ALERTE FEVRIER 2017: QUAND LES USAGES SE DETACHENT DES CONTRATS

ALERTE FEVRIER 2017: QUAND LES USAGES SE DETACHENT DES CONTRATS

CA PARIS 10 janvier 2017 (n°15/13466)
CA DIJON 5 janvier 2017 (2 espèces: n°15/01807 et 14/00796)

Faute de directives formelles, les usages sont souvent soumis aux règles contractuelles. A ce titre, l'invocabilité des usages est souvent subordonnée à un consentement des parties; en outre, le droit applicable aux usages est souvent déterminé en application des règles applicables en matière contractuelle. Aussi commun soit-il, ce rattachement des questions coutumières au Droit des contrats n'est pas automatique.

Deux affaires récentes d'année témoignent de cette autonomisation des usages.

Dans la première, l'acheteur italien de 100 tonnes de pommes de terre conteste l'application des règles du Comité Français des Règles et Usages du Commerce Intereuropéen des Pommes de Terres (RUCIP). Plus particulièrement, il conteste la compétence de la Commission d'Arbitrage prévue par les RUCIP en soutenant qu'il n'avait pas signé de contrat ni reçu les factures litigieuses.

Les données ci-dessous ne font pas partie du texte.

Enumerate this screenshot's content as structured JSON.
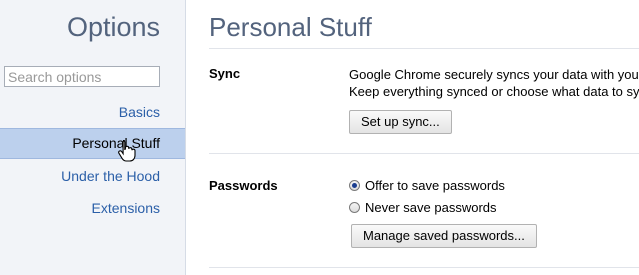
{
  "sidebar": {
    "title": "Options",
    "search_placeholder": "Search options",
    "items": [
      {
        "label": "Basics"
      },
      {
        "label": "Personal Stuff",
        "selected": true
      },
      {
        "label": "Under the Hood"
      },
      {
        "label": "Extensions"
      }
    ]
  },
  "main": {
    "title": "Personal Stuff",
    "sync": {
      "label": "Sync",
      "line1": "Google Chrome securely syncs your data with you",
      "line2": "Keep everything synced or choose what data to sy",
      "button": "Set up sync..."
    },
    "passwords": {
      "label": "Passwords",
      "options": [
        {
          "label": "Offer to save passwords",
          "checked": true
        },
        {
          "label": "Never save passwords",
          "checked": false
        }
      ],
      "button": "Manage saved passwords..."
    }
  },
  "colors": {
    "accent_text": "#53637d",
    "link": "#2b5fa8",
    "selected_bg": "#bcd0ed",
    "sidebar_bg": "#f2f4f8"
  }
}
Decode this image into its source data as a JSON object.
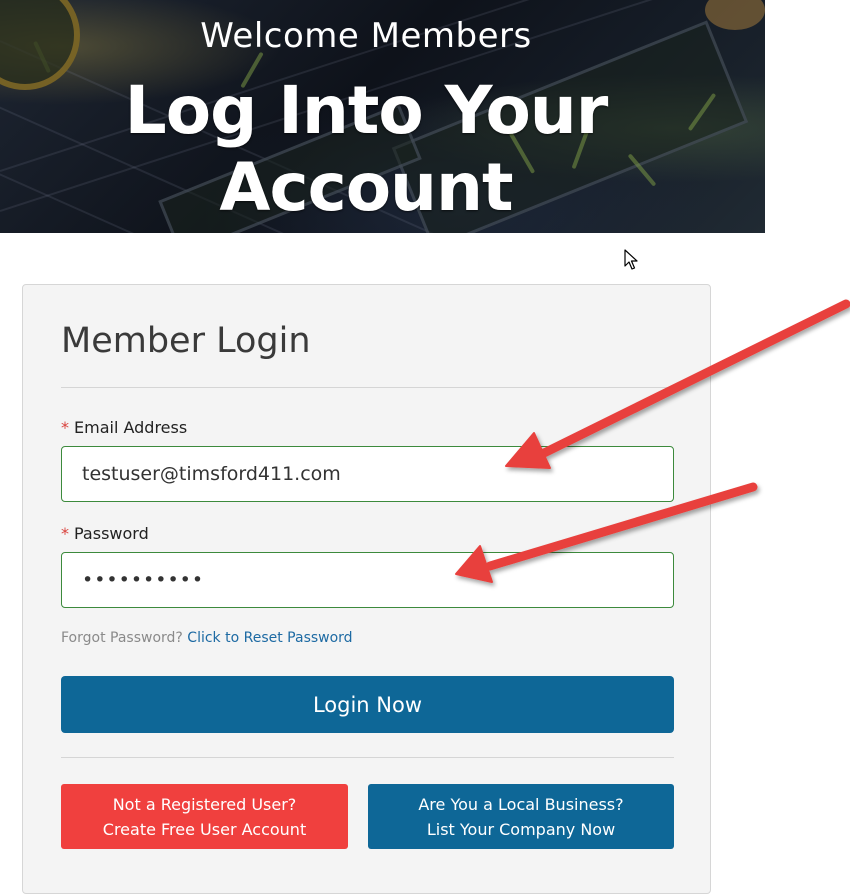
{
  "hero": {
    "subtitle": "Welcome Members",
    "title": "Log Into Your Account"
  },
  "login": {
    "heading": "Member Login",
    "email": {
      "required_mark": "*",
      "label": "Email Address",
      "value": "testuser@timsford411.com"
    },
    "password": {
      "required_mark": "*",
      "label": "Password",
      "value": "••••••••••"
    },
    "forgot": {
      "text": "Forgot Password?",
      "link": "Click to Reset Password"
    },
    "login_button": "Login Now",
    "register_button": {
      "line1": "Not a Registered User?",
      "line2": "Create Free User Account"
    },
    "business_button": {
      "line1": "Are You a Local Business?",
      "line2": "List Your Company Now"
    }
  },
  "colors": {
    "primary": "#0e6797",
    "danger": "#f0403e",
    "input_border": "#3c8a3c",
    "required": "#d9413c",
    "link": "#1d6aa3",
    "annotation_arrow": "#e8413c"
  }
}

Le 10 janvier 2017, la Cour d'appel de Paris rejette cette argumentation et valide la sentence rendue à son encontre en invoquant notamment l'article 3 des RUCIP qui "prévoit que les affaires peuvent être conclues verbalement et par intermédiaire et que si une affaire conclue verbalement doit être confirmée par écrit au moins par une des parties contractantes, la confirmation établie par un intermédiaire est valable lorsqu'aucune des parties ne confirme elle-même". On constate que l'invocabilité du code d'usages RUCIP n'est même pas discutée alors qu'aucun contrat signé ne l'imposait et que les règles du Code d'usages RUCIP ont une conception très libérale de l'accord de volontés. On pourra relativiser l'originalité de cette solution en observant qu'elle se justifie tout autant par le caractère autonome des usages que par l'application de la règle matérielle du droit international de l'arbitrage selon laquelle la clause compromissoire est indépendante du contrat principal.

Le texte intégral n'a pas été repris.